Neural Networks & the “Da Vinci” Engine
Beyond Verint’s expanded capabilities to assist, Verint further enhanced ways for agents to access new real-time/post-call transcription via its newly-redesigned Da Vinci Transcription Engine.
It says it put a ton of resources into developing the company’s what it markets as the firm’s “market-leading transcription and comprehension accuracy but released additional enhancements to its cloud platform. It extended the capabilities of its Engagement Data Management solution to include experience data.”
Writing in a statement, Verint shared:
“Through this combination of interaction and experience data management, Verint provides brands with a comprehensive view of customer engagement data across all customer touchpoints.”
The Ethics of AI
Verint’s Daniel Ziv, Vice President, Speech and Text Analytics, Global Product Strategy, believes that nearly all businesses know the importance of important empathy – yet most struggle to deliver it consistently, sharing with GetVoIP News:
“Especially given the work-from-anywhere contact center environment, which is why our latest innovation supports the delivery of exceptional experiences aligned with the customer’s emotional state and intent for more impactful and meaningful interactions, guiding agents in real-time towards the best possible outcome.”
While I agree with this notion, I somewhat take issue with it, too.
Until now, we have learned that real-time agent assistance, if correctly leveraged – could make a customer service experience more distinct than at companies that do not utilize the technology. And that lot of the potential success of agent assist technology depends on how well it gets trained, of course, meaning the kind of data it gets fed should be accurate/quality.
One could, however, argue that all this is a slippery slope and question: Should a machine tell a human how to behave? How far is too far? If the agent leverages the (right) aspects of the software, they will likely see a boost in productivity; but that requires getting the proper training and understanding of the technology.
Batya Friedman is a Human-Computer Interaction Professor at the University of Washington’s Information School, and she has said a lot on the subject matter, including:
“Our scientific and technological capacities have and will continue to far – surpass our moral ones – that is (our) ability to use wisely and humanely the knowledge and tools that we develop.”
She further cautioned:
“At stake is nothing less than what sort of society we want to live in and how we experience our humanity.”
Agents Must Ignore Aspects of RTAA
Agents could merely ignore certain aspects of the technology and use it how they see fit; once they receive training on the full scope of functionalities.
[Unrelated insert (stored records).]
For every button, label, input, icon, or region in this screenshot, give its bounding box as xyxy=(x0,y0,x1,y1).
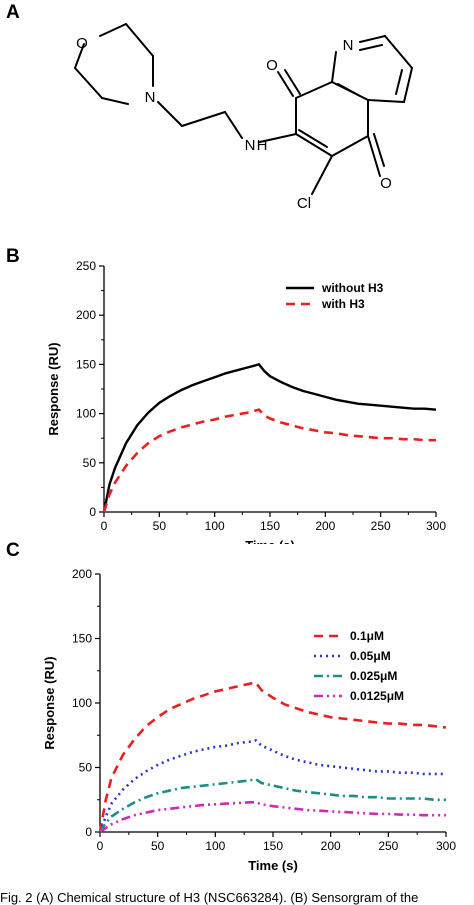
chart-c-legend-label-2: 0.05μM xyxy=(350,649,391,663)
atom-nitrogen-amine: N xyxy=(245,137,256,154)
chart-c-series-line-2 xyxy=(98,738,446,833)
chart-c-x-tick-label: 250 xyxy=(378,839,398,853)
chart-c-x-tick-label: 50 xyxy=(151,839,165,853)
chart-c-series-line-3 xyxy=(98,777,446,833)
chart-b-x-tick-label: 250 xyxy=(371,519,391,533)
chart-b-y-tick-label: 50 xyxy=(83,456,97,470)
chart-c-y-tick-label: 0 xyxy=(85,825,92,839)
sensorgram-chart-b: 0 50 100 150 200 250 300 0 50 100 150 200 250 Time (s… xyxy=(46,259,446,544)
chart-c-y-tick-label: 150 xyxy=(72,632,92,646)
chart-b-y-axis-label: Response (RU) xyxy=(46,342,61,435)
chart-c-x-tick-label: 200 xyxy=(321,839,341,853)
chart-c-y-tick-label: 200 xyxy=(72,567,92,581)
chart-b-legend-label-1: without H3 xyxy=(321,281,384,295)
sensorgram-chart-c: 0 50 100 150 200 250 300 0 50 100 150 200 Time (s) Re… xyxy=(42,567,456,873)
chart-b-series-line-2 xyxy=(102,408,436,513)
chart-b-x-tick-label: 100 xyxy=(205,519,225,533)
atom-oxygen-upper-carbonyl: O xyxy=(266,57,278,74)
chart-b-y-tick-label: 250 xyxy=(76,259,96,273)
chart-b-y-tick-label: 100 xyxy=(76,407,96,421)
chart-c-x-axis-label: Time (s) xyxy=(248,858,298,873)
chart-b-y-tick-label: 0 xyxy=(89,505,96,519)
chart-b-x-tick-label: 50 xyxy=(153,519,167,533)
chart-b-x-tick-label: 0 xyxy=(101,519,108,533)
chart-c-legend-label-1: 0.1μM xyxy=(350,629,384,643)
atom-oxygen-lower-carbonyl: O xyxy=(380,175,392,192)
panel-label-c: C xyxy=(6,540,20,561)
chart-c-y-axis-label: Response (RU) xyxy=(42,656,57,749)
atom-nitrogen-pyridine: N xyxy=(343,37,354,54)
chart-c-x-tick-label: 100 xyxy=(205,839,225,853)
chemical-structure: O N N H O O Cl N xyxy=(74,23,413,212)
atom-oxygen-morpholine: O xyxy=(76,35,88,52)
atom-nitrogen-morpholine: N xyxy=(145,89,156,106)
chart-c-y-tick-label: 100 xyxy=(72,696,92,710)
chart-c-legend-label-3: 0.025μM xyxy=(350,669,397,683)
chart-b-x-tick-label: 200 xyxy=(315,519,335,533)
figure-caption: Fig. 2 (A) Chemical structure of H3 (NSC… xyxy=(0,890,419,905)
panel-label-b: B xyxy=(6,246,20,267)
chart-c-series-line-1 xyxy=(98,680,447,833)
chart-c-x-tick-label: 150 xyxy=(263,839,283,853)
chart-b-x-axis-label: Time (s) xyxy=(245,538,295,544)
chart-c-x-tick-label: 300 xyxy=(436,839,456,853)
chart-b-legend-label-2: with H3 xyxy=(321,297,365,311)
chart-c-legend-label-4: 0.0125μM xyxy=(350,689,404,703)
panel-label-a: A xyxy=(6,2,20,23)
chart-c-series-line-4 xyxy=(99,801,446,834)
chart-c-x-tick-label: 0 xyxy=(97,839,104,853)
atom-chlorine: Cl xyxy=(297,195,311,212)
chart-b-x-tick-label: 300 xyxy=(426,519,446,533)
chart-b-y-tick-label: 150 xyxy=(76,357,96,371)
chart-c-y-tick-label: 50 xyxy=(79,761,93,775)
chart-b-y-tick-label: 200 xyxy=(76,308,96,322)
chart-b-x-tick-label: 150 xyxy=(260,519,280,533)
atom-hydrogen-amine: H xyxy=(257,137,268,154)
chart-b-series-line-1 xyxy=(102,363,437,513)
I am not sure that any human needs a machine to tell them when to smile, for instance. That is a human feeling that cannot get delegated to a machine, or else we begin to lose our way even more.
A warm-blooded human agent can read a situation to understand how they should behave on a human level. Nonetheless, we have arrived. And we are walking a fine line. Nearly everyone has some form of real-time agent assist software, including video conferencing and collaboration software developer, Zoom and cloud contact center provider, Talkdesk.
The slippery slope here lies in the fact that technology is essentially telling human agents how to behave to keep customers happy. Verint says that it comes down to empowering brands to provide the best possible customer service with the help of these emerging technologies.
Just like most aspects of life, balance is fundamental, and fine-tuning this technology will remain chief in propelling us into the future. Perhaps in Verint’s case, its RTAA will prove less invasive than others; but only time will tell.